Cornell’s arrival brings back memories for Knights’ Eliot

Golden Knights vice president of hockey programming Darren Eliot played goalie at Cornell and w ...

In most cases, one has to possess a grade-point average of 3.9 or above to even be considered for admittance into Cornell University.

But if one is dexterous at stopping a vulcanized rubber disk from entering a cage that is 72 inches wide by 48 inches tall, Darren Eliot says they’ll let you in with a goals-against average of 3.53.

The Golden Knights broadcaster and former Los Angeles Kings goalie wasn’t aware of the value of an American education at a prestigious Ivy League school when he was playing junior hockey in Canada. All he knew is that Ken Dryden had minded the net at Cornell. And that if he did the same, it would get him out of a year of high school in Toronto.

And, perhaps more importantly, it would get him out of Mike Keenan’s crosshairs.

Keenan was coach of the Oshawa Legionaires, the Metro Junior B team for which Eliot tended goal as a naive teenager in 1978. Keenan’s nickname was Iron Mike. He was tough on his players — especially the ones who tended goal.

During the 1987 playoffs, when he was coaching the NHL’s Philadelphia Flyers, Keenan pulled goalies Ron Hextall and Chico Resch five times in one game. There’s an infamous story told by Brett Hull that when Dale Hawerchuk (a teammate of Eliot’s in Oshawa) wanted his dying grandmother to see him play one last time for the St. Louis Blues in a game at Buffalo, Keenan benched him.

“I had done well enough on my SATs … to get into American colleges,” Eliot, 58, said of visiting the Cornell campus in frosty Ithaca, N.Y. “Lynah Rink was beautiful, and back then it held 3,500 (spectators) — we played in front of family and friends (at Oshawa). It was completely eye-opening.”

Eliot, who will serve as analyst for Cornell’s games in the Fortress Invitational at T-Mobile Arena (Mike Schafer, coach of the second-ranked Big Red, was a freshman defenseman at Cornell when Eliot was a senior goalie), said if he signed to play in the Ivy League, it would allow him to skip grade 13 — the college preparatory year for secondary students in Canada.

“Sign me up,” he said to the guys with the patches on the elbows of their tweed jackets in the admissions building.

Then classes at Cornell began.

He said that was eye-opening, too.

Big Red memories

Darren Eliot played five seasons as an NHL goalie, including three with the Kings.

Before they traded for Gretzky.

“He scored only one goal against me,” Eliot said in mock pride of his 0-6-3 record against Edmonton Oilers, The Great One’s former team. “But I think Jari Kurri (Gretzky’s linemate) scored 20.”

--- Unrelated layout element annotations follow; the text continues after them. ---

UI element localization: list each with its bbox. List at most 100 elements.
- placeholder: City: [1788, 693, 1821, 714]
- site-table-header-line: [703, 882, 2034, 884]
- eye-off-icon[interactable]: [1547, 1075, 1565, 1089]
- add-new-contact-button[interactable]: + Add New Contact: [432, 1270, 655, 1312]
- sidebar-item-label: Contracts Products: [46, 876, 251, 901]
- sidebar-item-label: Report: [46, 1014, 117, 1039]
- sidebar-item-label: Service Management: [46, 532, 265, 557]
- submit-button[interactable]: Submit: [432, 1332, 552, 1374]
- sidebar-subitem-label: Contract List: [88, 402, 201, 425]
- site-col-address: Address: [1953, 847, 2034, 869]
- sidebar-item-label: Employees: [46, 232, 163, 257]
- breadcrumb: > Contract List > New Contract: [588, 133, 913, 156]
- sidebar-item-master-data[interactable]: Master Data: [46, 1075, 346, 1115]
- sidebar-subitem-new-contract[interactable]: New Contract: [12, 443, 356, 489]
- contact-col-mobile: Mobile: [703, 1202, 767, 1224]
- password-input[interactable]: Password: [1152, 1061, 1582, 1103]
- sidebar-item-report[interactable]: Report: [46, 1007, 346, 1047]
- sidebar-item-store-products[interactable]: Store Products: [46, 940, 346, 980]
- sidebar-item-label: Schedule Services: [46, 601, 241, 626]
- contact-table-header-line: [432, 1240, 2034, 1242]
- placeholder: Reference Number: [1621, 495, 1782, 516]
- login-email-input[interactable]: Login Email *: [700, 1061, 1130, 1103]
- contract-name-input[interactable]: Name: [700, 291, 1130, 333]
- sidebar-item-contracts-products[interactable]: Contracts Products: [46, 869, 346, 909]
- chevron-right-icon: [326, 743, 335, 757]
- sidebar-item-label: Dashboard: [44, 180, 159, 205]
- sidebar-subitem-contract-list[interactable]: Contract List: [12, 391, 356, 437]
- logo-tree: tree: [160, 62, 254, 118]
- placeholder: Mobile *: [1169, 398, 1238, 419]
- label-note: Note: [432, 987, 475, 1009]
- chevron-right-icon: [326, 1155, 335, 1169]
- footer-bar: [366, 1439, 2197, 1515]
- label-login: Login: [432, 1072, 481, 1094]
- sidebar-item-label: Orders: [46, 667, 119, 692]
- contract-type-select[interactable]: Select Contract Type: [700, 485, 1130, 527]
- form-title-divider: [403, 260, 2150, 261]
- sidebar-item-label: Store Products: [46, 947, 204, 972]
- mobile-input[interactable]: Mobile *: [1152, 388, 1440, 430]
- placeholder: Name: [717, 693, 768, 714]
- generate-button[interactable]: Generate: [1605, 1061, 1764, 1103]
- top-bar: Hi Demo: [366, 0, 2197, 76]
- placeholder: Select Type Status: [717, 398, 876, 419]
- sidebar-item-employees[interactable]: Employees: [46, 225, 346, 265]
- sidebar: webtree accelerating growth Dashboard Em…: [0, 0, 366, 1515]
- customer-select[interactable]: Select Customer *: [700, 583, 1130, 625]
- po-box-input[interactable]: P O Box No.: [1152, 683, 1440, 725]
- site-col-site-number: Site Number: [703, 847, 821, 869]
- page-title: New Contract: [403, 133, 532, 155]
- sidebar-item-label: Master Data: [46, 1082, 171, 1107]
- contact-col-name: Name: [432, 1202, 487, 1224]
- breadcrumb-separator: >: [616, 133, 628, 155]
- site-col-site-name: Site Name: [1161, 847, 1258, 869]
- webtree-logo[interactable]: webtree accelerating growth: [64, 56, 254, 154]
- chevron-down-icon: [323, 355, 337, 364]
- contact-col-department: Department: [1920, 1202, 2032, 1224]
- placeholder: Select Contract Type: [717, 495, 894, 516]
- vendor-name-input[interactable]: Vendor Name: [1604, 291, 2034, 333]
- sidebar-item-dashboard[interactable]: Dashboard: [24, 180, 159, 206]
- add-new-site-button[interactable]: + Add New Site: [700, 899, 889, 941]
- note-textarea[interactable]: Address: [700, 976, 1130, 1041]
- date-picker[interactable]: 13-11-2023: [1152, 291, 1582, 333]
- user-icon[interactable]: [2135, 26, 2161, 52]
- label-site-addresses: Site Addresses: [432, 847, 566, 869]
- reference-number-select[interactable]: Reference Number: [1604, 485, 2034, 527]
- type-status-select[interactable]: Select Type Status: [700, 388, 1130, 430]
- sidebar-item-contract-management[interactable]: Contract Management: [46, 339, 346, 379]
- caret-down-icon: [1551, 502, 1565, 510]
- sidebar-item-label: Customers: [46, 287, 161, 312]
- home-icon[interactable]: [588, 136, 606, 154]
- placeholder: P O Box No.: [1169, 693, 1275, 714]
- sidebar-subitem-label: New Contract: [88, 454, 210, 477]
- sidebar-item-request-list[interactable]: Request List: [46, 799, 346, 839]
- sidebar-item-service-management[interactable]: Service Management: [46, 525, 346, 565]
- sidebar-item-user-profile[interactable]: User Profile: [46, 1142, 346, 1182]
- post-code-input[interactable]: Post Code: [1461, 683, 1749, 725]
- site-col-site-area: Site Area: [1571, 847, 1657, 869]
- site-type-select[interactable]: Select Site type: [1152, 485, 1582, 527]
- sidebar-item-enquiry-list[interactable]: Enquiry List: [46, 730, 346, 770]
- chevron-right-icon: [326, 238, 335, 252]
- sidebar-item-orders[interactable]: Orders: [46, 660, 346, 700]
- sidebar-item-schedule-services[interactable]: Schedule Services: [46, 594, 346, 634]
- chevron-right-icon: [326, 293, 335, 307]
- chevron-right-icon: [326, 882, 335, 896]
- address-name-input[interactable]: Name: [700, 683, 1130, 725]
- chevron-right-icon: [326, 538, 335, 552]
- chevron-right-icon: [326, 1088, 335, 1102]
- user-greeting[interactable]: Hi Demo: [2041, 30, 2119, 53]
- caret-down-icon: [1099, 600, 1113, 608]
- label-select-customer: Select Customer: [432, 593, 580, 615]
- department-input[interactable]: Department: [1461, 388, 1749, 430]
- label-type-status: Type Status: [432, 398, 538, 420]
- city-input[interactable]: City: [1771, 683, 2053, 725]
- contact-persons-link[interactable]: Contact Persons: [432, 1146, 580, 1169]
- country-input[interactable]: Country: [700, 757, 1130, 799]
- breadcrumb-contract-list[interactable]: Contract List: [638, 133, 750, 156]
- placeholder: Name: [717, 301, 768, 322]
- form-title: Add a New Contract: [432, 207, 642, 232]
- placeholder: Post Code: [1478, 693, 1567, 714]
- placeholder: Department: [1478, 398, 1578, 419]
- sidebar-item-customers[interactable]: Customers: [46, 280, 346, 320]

Eliot’s career at Cornell was more spectacular.

Despite dividing time with Brian Hayward, who would spend 11 seasons as an NHL goalie, Eliot went 36-28-3 for the Big Red, was a two-time all-Ivy selection and All-America as a senior. He was inducted into the Cornell Hall of Fame in 1996.

Ken Dryden’s record at Cornell was 76-4-1. The erudite Dryden went on to become a politician, lawyer, businessman and author of some renown, and was inducted into the Hockey Hall of Fame after leading the Montreal Canadiens to six Stanley Cup titles.

Eliot graduated from Cornell in 1983 with a degree in agricultural economics. He received his sheepskin in four years despite playing a lot of Pac-Man with Brian Hayward.

Let Grant Fuhr put that between his pipes and smoke it.

One of the highlights of Eliot’s career was meeting Dryden in the Zagreb airport during the 1984 Olympics in Sarajevo, Yugoslavia. Eliot was playing for Team Canada. Dryden, who served as analyst to Al Michaels in the “Miracle on Ice” game, was reprising that role.

They reminisced about minding the net at Cornell, when students would line up outside Lynah Rink in the dead of winter for tickets for the Harvard game and the pep band would strike up the fight song and “Far Above Cayuga’s Waters,” transforming the stately hockey home of the Big Red into a cauldron of noise that almost made old Chicago Stadium sound serene.

“We all do our best when we are doing something that seems to matter, and matter to the people around us,” Dryden said. “Hockey at Cornell mattered.”

Darren Eliot agreed wholeheartedly, and said that was something they didn’t teach in 13th grade.